Der Österreichische Platz wird bis Ende 2019 zu einem Experimentierfeld für die Bürger dieser Stadt. Ein Stück öffentlicher Raum den tatsächlich jeder, wirklich jeder, nutzen darf. Der Verein Stadtlücken fungiert dabei als eine Art Kurator. Die Architekten, Stadtplaner und Kreative verwalten die Fläche und beraten die Bürger. Am Wochenende haben sie den neuen Österreichischen Platz gemeinsam mit Bürgern sowie Vertretern aus Politik und Verwaltung eröffnet.
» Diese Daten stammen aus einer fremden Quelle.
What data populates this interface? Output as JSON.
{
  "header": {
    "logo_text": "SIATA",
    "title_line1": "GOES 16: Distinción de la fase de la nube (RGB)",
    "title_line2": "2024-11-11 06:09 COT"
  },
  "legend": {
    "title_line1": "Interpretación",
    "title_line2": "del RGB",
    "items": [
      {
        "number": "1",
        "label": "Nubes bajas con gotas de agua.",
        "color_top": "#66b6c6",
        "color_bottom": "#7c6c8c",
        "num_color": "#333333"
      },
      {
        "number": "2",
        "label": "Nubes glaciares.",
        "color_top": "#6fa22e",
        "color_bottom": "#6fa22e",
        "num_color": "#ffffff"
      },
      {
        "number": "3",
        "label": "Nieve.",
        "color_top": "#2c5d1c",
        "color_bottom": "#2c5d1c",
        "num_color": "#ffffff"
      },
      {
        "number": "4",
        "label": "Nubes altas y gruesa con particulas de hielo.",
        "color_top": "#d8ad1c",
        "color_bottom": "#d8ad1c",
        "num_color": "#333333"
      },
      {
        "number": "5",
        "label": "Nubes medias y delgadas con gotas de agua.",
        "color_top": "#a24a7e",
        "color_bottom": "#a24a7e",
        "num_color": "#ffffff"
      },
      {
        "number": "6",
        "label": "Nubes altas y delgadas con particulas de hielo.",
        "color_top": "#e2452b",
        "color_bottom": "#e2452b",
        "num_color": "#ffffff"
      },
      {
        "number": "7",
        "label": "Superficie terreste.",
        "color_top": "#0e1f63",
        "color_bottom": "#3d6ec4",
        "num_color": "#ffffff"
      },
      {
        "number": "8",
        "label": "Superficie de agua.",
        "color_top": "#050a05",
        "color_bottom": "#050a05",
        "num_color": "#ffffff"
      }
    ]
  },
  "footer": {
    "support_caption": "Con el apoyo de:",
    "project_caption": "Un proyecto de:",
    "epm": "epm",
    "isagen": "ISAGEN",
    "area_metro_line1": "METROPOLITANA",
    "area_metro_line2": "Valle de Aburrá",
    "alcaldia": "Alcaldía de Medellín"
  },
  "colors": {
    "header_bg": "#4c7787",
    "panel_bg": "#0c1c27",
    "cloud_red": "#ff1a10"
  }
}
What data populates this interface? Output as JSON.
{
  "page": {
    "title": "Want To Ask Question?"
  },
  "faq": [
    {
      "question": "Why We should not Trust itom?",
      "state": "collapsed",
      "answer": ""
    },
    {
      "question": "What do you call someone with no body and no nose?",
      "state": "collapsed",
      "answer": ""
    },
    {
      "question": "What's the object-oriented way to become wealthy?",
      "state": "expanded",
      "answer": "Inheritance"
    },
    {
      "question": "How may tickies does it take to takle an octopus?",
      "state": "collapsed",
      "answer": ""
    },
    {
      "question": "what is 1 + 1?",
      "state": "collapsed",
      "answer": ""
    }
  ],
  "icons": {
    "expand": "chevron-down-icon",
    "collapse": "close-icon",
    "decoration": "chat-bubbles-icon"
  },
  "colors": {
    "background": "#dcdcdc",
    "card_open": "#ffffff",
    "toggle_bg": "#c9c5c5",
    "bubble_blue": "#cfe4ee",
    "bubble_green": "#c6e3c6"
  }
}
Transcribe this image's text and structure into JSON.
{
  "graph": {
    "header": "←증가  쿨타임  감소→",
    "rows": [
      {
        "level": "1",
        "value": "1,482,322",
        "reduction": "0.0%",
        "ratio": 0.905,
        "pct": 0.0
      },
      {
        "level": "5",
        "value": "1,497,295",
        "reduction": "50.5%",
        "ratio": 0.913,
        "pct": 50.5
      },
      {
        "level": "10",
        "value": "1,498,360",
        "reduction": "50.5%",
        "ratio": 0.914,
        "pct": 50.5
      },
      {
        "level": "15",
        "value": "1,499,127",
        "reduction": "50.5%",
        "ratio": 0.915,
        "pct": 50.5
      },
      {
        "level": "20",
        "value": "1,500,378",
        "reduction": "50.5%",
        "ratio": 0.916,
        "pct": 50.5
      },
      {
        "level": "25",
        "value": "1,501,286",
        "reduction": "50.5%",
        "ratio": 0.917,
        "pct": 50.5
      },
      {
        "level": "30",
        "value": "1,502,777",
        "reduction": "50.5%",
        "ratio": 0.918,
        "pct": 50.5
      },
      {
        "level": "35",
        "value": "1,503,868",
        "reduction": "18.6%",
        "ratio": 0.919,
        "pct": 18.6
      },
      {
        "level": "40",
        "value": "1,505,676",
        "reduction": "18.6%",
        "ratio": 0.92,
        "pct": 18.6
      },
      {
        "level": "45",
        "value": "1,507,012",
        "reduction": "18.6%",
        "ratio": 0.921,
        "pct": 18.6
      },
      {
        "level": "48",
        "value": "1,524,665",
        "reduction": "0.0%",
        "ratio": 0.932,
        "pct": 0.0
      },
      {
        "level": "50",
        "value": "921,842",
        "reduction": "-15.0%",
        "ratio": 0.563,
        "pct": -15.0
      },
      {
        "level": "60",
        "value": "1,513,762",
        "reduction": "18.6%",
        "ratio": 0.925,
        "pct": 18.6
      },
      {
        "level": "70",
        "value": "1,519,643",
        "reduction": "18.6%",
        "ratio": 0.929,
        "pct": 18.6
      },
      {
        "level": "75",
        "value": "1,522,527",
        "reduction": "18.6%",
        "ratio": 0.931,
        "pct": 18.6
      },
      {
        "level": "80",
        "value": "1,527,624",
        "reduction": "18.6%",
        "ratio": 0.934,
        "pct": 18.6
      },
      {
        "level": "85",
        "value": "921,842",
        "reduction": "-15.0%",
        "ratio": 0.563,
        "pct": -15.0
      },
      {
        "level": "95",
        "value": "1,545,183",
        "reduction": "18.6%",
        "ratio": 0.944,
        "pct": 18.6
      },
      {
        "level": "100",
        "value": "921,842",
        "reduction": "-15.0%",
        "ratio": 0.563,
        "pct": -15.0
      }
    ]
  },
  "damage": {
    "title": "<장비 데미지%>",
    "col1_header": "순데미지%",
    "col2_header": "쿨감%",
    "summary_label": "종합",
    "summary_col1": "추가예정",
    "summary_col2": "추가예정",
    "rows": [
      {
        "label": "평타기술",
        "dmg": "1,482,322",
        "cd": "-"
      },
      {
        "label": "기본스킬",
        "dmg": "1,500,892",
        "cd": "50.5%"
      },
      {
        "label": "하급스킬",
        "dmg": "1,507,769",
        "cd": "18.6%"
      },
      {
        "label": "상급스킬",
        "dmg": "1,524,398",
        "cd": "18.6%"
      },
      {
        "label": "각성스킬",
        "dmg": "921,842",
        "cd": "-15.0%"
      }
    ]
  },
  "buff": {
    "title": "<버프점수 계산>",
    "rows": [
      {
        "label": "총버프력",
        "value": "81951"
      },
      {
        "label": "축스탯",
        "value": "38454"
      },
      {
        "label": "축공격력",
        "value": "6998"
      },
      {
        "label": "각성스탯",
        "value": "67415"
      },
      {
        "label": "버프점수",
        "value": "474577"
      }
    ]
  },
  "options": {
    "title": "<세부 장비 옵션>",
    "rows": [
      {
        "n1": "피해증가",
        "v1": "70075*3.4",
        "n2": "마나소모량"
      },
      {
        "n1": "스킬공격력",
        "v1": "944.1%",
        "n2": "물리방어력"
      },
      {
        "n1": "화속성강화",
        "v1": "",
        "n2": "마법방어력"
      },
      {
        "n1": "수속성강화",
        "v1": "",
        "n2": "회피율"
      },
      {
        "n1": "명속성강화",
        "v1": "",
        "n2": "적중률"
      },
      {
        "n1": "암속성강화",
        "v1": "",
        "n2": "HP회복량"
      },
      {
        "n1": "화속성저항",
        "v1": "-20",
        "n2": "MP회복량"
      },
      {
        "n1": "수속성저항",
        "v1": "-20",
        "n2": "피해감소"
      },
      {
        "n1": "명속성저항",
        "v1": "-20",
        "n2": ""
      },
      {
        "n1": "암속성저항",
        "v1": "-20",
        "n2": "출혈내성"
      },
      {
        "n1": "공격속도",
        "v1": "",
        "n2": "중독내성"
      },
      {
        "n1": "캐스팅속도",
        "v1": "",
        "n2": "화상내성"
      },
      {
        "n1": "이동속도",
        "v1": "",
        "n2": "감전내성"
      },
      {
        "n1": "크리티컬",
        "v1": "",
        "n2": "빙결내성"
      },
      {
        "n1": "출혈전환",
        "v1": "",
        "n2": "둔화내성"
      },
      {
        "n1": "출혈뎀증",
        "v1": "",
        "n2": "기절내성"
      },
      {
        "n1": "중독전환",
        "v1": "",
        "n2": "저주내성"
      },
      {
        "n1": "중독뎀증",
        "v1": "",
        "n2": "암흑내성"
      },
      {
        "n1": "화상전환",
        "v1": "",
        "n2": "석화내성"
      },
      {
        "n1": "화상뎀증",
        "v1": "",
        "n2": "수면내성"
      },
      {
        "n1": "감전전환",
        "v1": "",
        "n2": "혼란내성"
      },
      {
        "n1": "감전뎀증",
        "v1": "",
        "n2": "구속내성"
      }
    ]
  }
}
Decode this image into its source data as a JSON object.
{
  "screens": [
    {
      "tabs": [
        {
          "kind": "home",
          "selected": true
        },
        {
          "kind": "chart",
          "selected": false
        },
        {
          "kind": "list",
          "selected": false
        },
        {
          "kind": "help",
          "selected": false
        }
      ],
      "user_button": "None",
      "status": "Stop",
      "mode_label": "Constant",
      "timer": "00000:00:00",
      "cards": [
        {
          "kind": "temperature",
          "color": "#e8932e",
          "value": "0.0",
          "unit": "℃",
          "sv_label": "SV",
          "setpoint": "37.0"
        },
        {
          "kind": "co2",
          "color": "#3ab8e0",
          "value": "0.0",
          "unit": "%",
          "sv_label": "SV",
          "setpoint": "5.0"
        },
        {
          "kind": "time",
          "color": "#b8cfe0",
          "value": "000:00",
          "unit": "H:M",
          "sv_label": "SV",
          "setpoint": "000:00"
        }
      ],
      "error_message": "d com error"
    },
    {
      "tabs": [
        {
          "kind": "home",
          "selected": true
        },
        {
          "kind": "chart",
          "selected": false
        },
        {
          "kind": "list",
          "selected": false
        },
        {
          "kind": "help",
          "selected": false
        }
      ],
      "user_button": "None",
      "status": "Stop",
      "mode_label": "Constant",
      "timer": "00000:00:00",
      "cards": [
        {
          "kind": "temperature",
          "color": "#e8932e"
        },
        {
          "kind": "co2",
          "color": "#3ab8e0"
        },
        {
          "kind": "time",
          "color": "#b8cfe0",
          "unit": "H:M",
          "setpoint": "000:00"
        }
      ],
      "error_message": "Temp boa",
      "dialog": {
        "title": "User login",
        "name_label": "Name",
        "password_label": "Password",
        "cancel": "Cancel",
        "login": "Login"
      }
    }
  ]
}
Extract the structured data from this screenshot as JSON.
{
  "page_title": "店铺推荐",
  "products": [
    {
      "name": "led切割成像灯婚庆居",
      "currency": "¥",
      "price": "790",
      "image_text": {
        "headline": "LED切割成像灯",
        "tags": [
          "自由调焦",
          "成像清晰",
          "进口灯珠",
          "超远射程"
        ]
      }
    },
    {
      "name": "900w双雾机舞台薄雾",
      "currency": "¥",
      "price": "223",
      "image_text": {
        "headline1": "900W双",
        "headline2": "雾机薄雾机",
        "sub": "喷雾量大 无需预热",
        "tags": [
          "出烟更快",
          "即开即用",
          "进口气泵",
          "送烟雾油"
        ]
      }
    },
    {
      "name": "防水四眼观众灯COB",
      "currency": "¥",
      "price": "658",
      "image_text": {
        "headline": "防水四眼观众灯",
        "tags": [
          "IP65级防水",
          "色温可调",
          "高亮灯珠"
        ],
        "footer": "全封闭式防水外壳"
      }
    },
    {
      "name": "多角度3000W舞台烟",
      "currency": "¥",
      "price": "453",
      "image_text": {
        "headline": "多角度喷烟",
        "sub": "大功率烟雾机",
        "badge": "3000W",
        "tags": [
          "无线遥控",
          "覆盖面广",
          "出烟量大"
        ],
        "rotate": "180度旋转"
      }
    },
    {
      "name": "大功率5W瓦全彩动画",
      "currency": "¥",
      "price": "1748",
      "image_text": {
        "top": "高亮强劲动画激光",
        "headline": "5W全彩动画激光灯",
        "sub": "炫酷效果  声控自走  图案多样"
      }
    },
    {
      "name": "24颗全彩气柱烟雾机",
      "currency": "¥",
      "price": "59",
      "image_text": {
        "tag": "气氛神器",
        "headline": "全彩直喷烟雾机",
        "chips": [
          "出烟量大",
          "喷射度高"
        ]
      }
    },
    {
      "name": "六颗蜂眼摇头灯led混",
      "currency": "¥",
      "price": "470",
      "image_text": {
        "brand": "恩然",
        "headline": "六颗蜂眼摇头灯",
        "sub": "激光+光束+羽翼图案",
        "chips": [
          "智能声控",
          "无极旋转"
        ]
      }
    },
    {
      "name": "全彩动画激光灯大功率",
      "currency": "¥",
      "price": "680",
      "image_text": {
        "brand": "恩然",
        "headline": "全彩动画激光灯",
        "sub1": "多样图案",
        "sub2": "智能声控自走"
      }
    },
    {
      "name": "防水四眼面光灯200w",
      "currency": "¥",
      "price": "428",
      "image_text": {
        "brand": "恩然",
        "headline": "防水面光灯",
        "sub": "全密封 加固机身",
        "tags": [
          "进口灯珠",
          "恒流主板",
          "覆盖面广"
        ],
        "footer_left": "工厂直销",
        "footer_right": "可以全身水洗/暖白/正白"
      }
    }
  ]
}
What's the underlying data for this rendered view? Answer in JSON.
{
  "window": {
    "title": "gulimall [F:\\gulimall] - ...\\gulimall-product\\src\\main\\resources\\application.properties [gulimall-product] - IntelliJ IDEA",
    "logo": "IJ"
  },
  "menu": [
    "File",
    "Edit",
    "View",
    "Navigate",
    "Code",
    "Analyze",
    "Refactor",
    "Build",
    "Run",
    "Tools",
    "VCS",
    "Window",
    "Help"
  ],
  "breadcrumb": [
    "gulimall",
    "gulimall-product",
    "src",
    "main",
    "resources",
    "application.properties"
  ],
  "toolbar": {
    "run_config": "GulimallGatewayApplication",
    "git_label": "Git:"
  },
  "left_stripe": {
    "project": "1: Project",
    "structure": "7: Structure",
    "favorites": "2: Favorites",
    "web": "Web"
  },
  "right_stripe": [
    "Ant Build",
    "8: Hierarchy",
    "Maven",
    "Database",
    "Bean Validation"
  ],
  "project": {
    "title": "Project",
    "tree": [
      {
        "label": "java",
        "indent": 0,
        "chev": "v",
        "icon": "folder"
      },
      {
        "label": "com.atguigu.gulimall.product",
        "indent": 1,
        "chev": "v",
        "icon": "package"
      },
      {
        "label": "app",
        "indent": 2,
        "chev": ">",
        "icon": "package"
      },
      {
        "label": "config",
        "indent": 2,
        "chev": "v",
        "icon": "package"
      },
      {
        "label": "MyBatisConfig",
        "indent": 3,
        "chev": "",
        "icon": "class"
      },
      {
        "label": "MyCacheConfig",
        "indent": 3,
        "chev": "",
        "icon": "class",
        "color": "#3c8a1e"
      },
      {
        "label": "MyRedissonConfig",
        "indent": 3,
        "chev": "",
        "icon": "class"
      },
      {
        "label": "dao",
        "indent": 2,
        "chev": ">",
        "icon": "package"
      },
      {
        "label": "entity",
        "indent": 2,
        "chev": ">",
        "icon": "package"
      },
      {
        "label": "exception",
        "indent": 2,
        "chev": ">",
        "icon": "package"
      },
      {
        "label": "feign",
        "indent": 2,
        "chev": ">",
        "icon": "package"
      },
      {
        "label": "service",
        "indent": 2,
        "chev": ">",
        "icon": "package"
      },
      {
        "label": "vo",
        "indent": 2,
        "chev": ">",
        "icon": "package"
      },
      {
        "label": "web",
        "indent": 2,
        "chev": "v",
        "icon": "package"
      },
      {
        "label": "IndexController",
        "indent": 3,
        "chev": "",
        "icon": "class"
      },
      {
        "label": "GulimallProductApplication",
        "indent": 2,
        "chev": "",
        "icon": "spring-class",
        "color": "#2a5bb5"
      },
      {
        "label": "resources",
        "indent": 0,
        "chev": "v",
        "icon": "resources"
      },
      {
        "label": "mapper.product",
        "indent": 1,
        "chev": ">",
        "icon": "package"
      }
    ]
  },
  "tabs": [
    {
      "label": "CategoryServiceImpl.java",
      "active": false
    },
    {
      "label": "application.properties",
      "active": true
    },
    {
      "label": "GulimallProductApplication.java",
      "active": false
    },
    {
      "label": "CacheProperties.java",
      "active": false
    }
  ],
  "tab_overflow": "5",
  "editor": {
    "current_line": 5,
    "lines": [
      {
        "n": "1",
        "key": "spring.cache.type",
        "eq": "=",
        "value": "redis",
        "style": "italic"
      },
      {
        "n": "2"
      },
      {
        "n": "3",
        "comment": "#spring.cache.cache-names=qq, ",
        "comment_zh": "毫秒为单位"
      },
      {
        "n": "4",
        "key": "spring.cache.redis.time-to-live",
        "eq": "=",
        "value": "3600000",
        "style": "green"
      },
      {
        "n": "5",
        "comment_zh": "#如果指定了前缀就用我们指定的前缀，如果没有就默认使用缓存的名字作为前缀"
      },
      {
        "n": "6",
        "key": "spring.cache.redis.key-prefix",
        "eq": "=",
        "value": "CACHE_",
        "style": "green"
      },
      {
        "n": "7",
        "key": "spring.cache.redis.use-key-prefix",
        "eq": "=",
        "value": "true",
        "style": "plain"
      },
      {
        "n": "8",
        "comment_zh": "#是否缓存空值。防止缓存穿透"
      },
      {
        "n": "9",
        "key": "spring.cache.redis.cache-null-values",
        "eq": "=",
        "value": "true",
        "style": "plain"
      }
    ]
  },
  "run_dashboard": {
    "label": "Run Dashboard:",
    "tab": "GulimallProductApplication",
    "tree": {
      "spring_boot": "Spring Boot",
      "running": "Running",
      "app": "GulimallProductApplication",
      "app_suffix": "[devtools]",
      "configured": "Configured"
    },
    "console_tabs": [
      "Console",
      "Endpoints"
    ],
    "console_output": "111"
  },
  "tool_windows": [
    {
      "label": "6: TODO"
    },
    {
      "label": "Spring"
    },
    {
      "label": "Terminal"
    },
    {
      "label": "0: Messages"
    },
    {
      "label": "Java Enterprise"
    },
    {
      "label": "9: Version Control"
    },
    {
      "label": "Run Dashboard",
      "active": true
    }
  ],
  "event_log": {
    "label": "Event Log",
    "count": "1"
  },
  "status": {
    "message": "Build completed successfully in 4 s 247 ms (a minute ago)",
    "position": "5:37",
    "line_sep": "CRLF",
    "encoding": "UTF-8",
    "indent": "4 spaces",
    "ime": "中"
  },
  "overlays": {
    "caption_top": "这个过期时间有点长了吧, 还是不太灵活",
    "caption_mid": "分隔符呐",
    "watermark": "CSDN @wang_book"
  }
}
Symbolisch haben die Engagierten unter anderem mit den Bezirksvorstehern Raiko Grieb (Süden) und Veronika Kienzle (Mitte) das letzte Auto vom Platz geschoben – um Platz zu machen für all die Aktivitäten, die in den nächsten zwei Jahren diesen Ort wiederleben sollen. „Willkommen an einem Ort, an dem sich die Geister scheiden“, sagte Franziska Doll von den Stadtlücken zur Begrüßung. Am Österreichischen Platz geschehe etwas Mutiges: „Dieser Raum ist ab heute wieder öffentlich, er gehört Ihnen“, sagte Doll in Richtung der anwesenden Bürger.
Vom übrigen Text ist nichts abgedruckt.